Der Europäische Gerichtshof für Menschenrechte urteilte, der Kläger sei in einem gewöhnlichen Gefängnis untergebracht, seine Sicherungsverwahrung sei ein Freiheitsentzug und somit eine Strafe. Damit wäre der Mann jedoch doppelt bestraft, denn seine eigentliche Strafe hatte er ja bereits abgesessen. Der Mann war 1986 zuletzt wegen versuchten Raubmordes zu fünf Jahren Haft verurteilt worden, das Gericht hatte gleichzeitig seine anschließende Unterbringung in der Sicherungsverwahrung angeordnet. Da dies vor 1998 geschah, sahen die Richter zudem das Rückwirkungsverbot in der Europäischen Menschenrechtskonvention verletzt.

Denn wenn es nach der Rechtslage gegangen wäre, die zum Zeitpunkt seiner Verurteilung galt, hätte der Gefangene am 8. September 2001 auf freien Fuß gesetzt werden müssen. Stattdessen wurde seine Sicherheitsverwahrung im Frühjahr 2001 auf unbestimmte Dauer verlängert.

Das Bundesverfassungsgericht sah hierin übrigens kein Problem: Die Karlsruher Richter urteilten, die Sicherungsverwahrung sei keine Strafe, sondern eine "Maßregel zur Besserung und Sicherung". Daher sei das Rückwirkungsverbot für Strafen hier nicht anwendbar.

Drei Arten von Sicherungsverwahrung

Derzeit gibt es drei Arten der Sicherungsverwahrung. Das Gericht kann bei hochgefährlichen Straftätern bereits mit dem Urteil eine anschließende Sicherungsverwahrung anordnen. Oder das Gericht hält im Urteil die Möglichkeit einer solchen Anordnung offen. Stellt sich die besondere Gefährlichkeit des Verurteilten erst im Strafvollzug heraus, gibt es seit Juli 2004 als dritte Möglichkeit die nachträgliche Sicherungsverwahrung. Diese Regelung ist umstritten; Kritiker wenden ein, sie verstoße gegen das Verbot der Doppelbestrafung.

Im Juni 2008 hat der Bundestag die Möglichkeit einer nachträglichen Sicherungsverwahrung auch für Jugendliche geschaffen. Damit können besonders gefährliche Kriminelle, die mindestens sieben Jahre Jugendstrafe bekommen haben, nach Haftverbüßung weiter eingesperrt werden. Zwei Gutachten müssen ihre Gefährlichkeit belegen.

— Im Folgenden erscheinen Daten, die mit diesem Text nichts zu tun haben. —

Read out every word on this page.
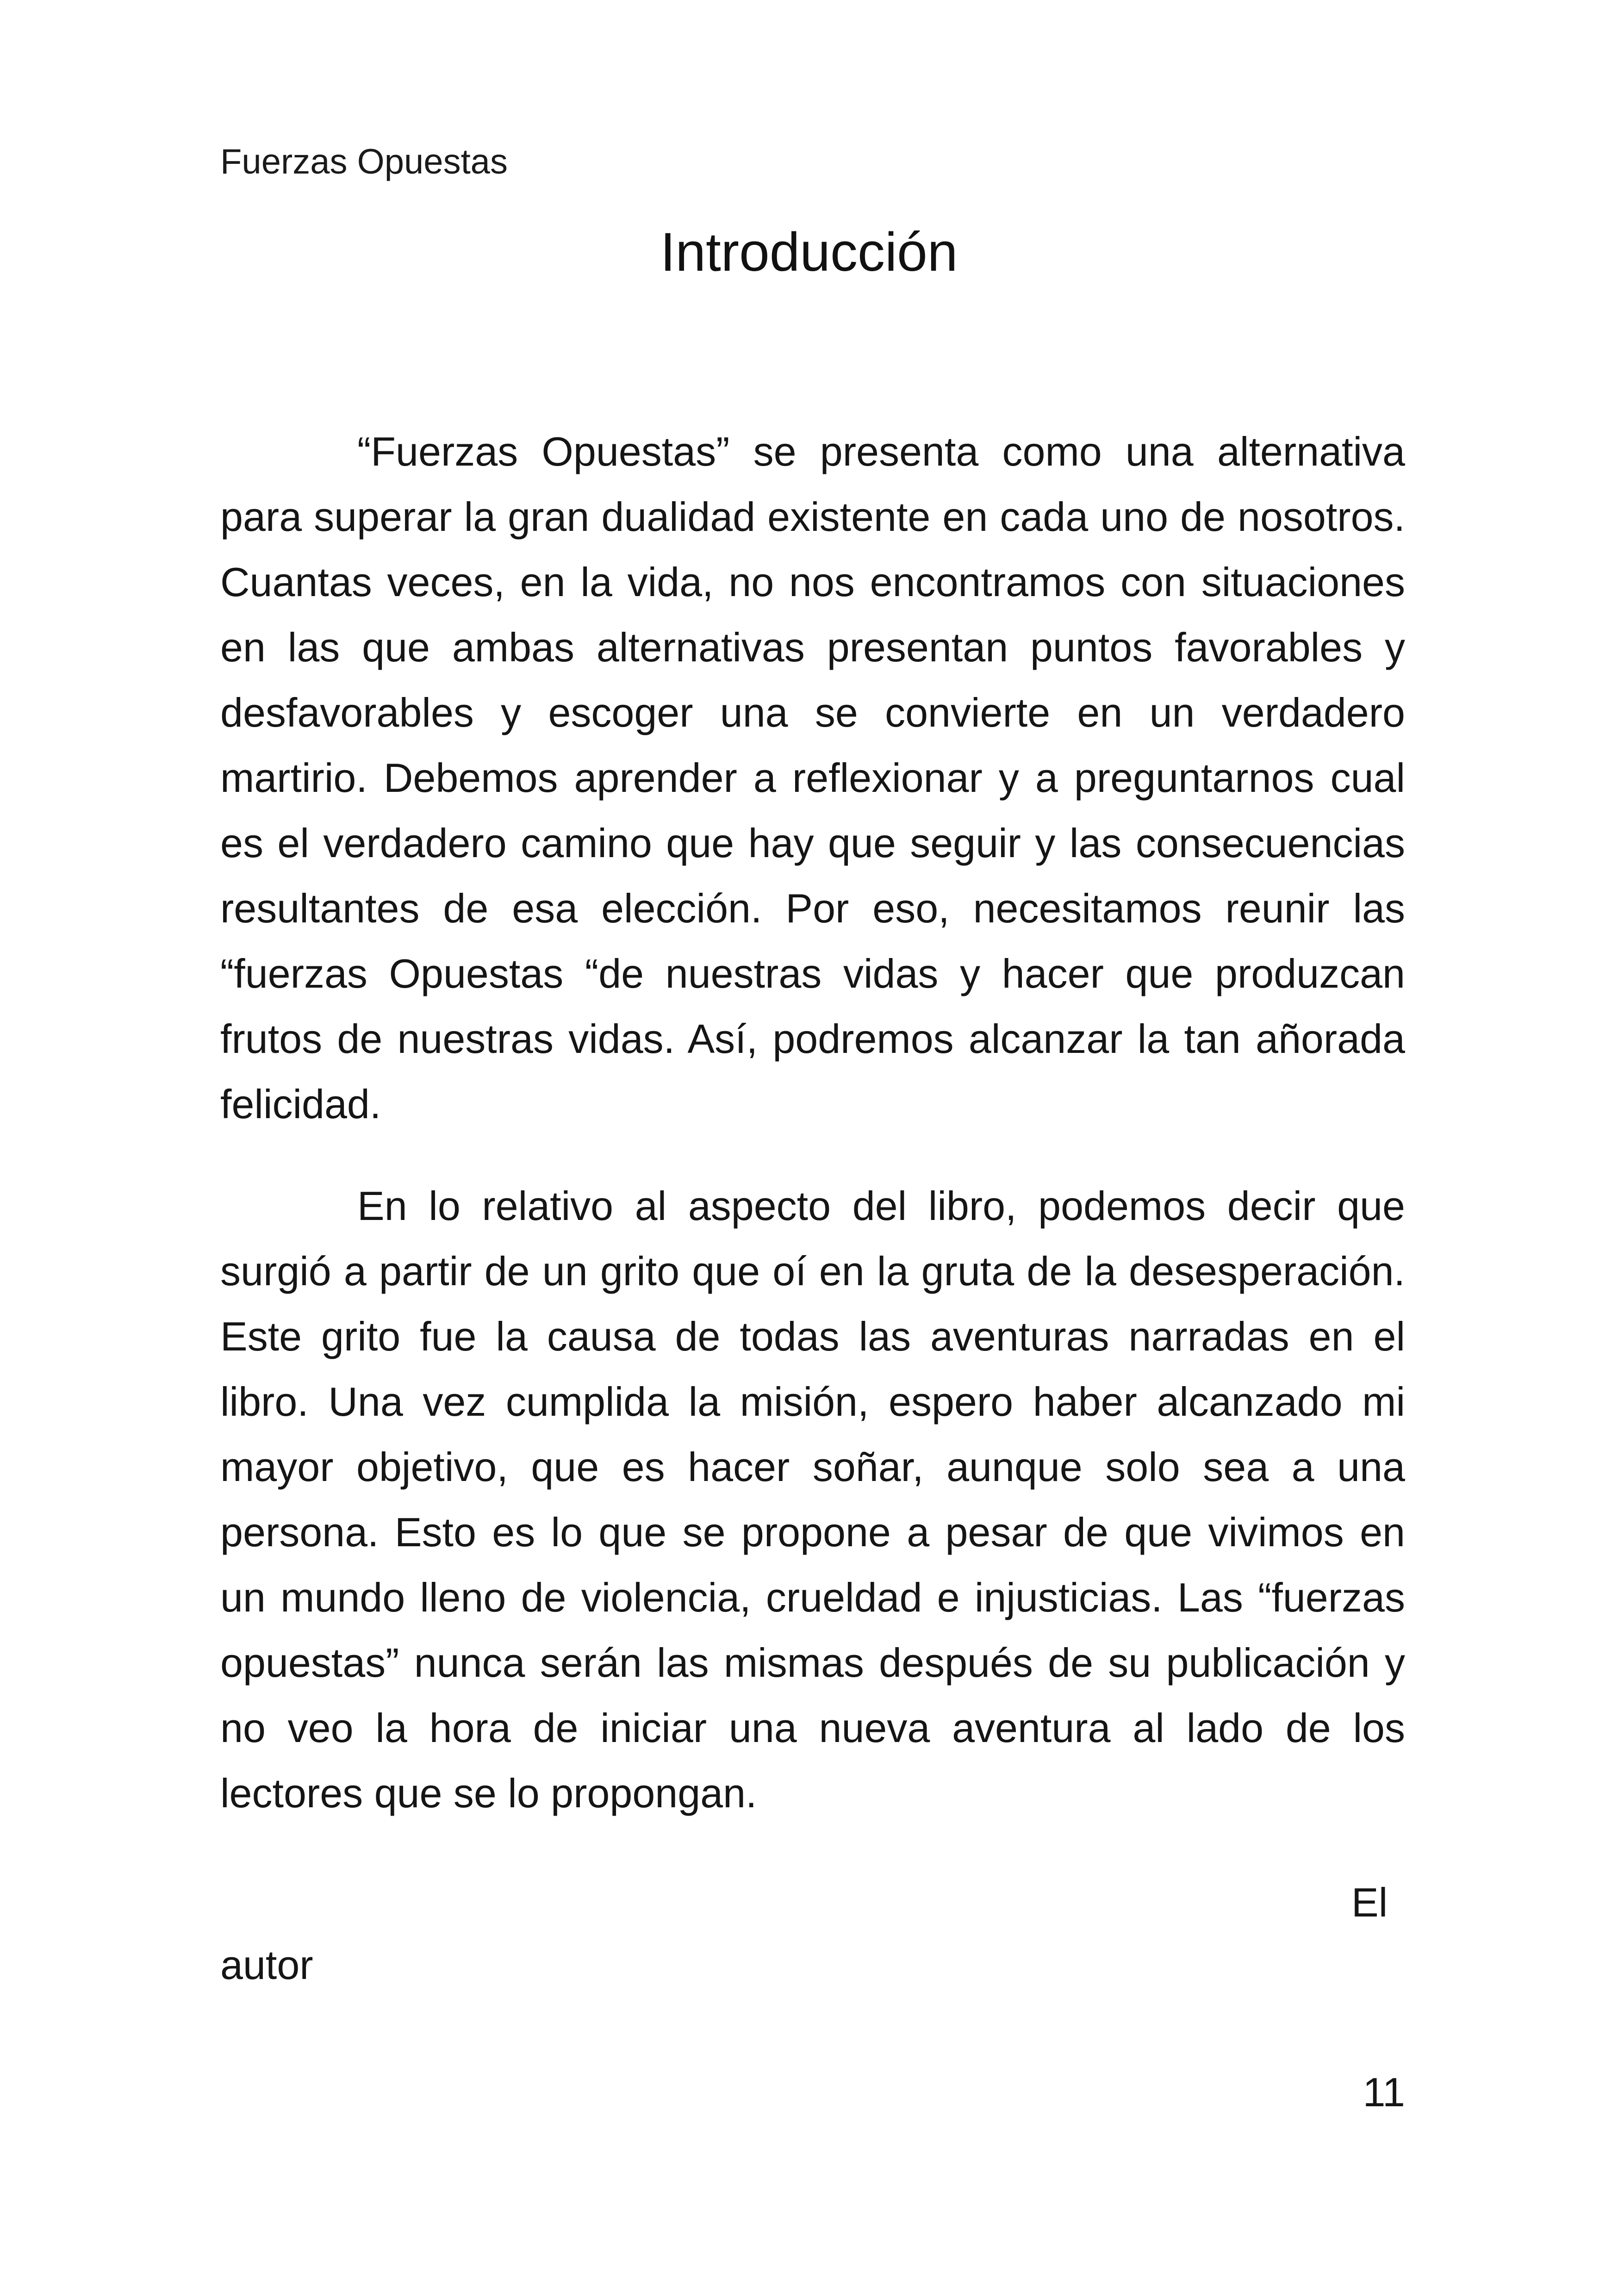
Fuerzas Opuestas
Introducción

“Fuerzas Opuestas” se presenta como una alternativa para superar la gran dualidad existente en cada uno de nosotros. Cuantas veces, en la vida, no nos encontramos con situaciones en las que ambas alternativas presentan puntos favorables y desfavorables y escoger una se convierte en un verdadero martirio. Debemos aprender a reflexionar y a preguntarnos cual es el verdadero camino que hay que seguir y las consecuencias resultantes de esa elección. Por eso, necesitamos reunir las “fuerzas Opuestas “de nuestras vidas y hacer que produzcan frutos de nuestras vidas. Así, podremos alcanzar la tan añorada felicidad.

En lo relativo al aspecto del libro, podemos decir que surgió a partir de un grito que oí en la gruta de la desesperación. Este grito fue la causa de todas las aventuras narradas en el libro. Una vez cumplida la misión, espero haber alcanzado mi mayor objetivo, que es hacer soñar, aunque solo sea a una persona. Esto es lo que se propone a pesar de que vivimos en un mundo lleno de violencia, crueldad e injusticias. Las “fuerzas opuestas” nunca serán las mismas después de su publicación y no veo la hora de iniciar una nueva aventura al lado de los lectores que se lo propongan.

El
autor
11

Koalition will "Schutzlücken" schließen

Union und FDP haben in ihrem Koalitionsvertrag "eine Harmonisierung der gesetzlichen Anordnungsvoraussetzungen der Sicherungsverwahrung im Strafgesetzbuch" vereinbart, "die rechtsstaatlich und europarechtskonform ist". Dabei sollen "Schutzlücken" geschlossen werden. Die Sicherungsverwahrung soll zugleich "ihren Ausnahmecharakter" behalten und "auf schwerste Fälle beschränkt" bleiben.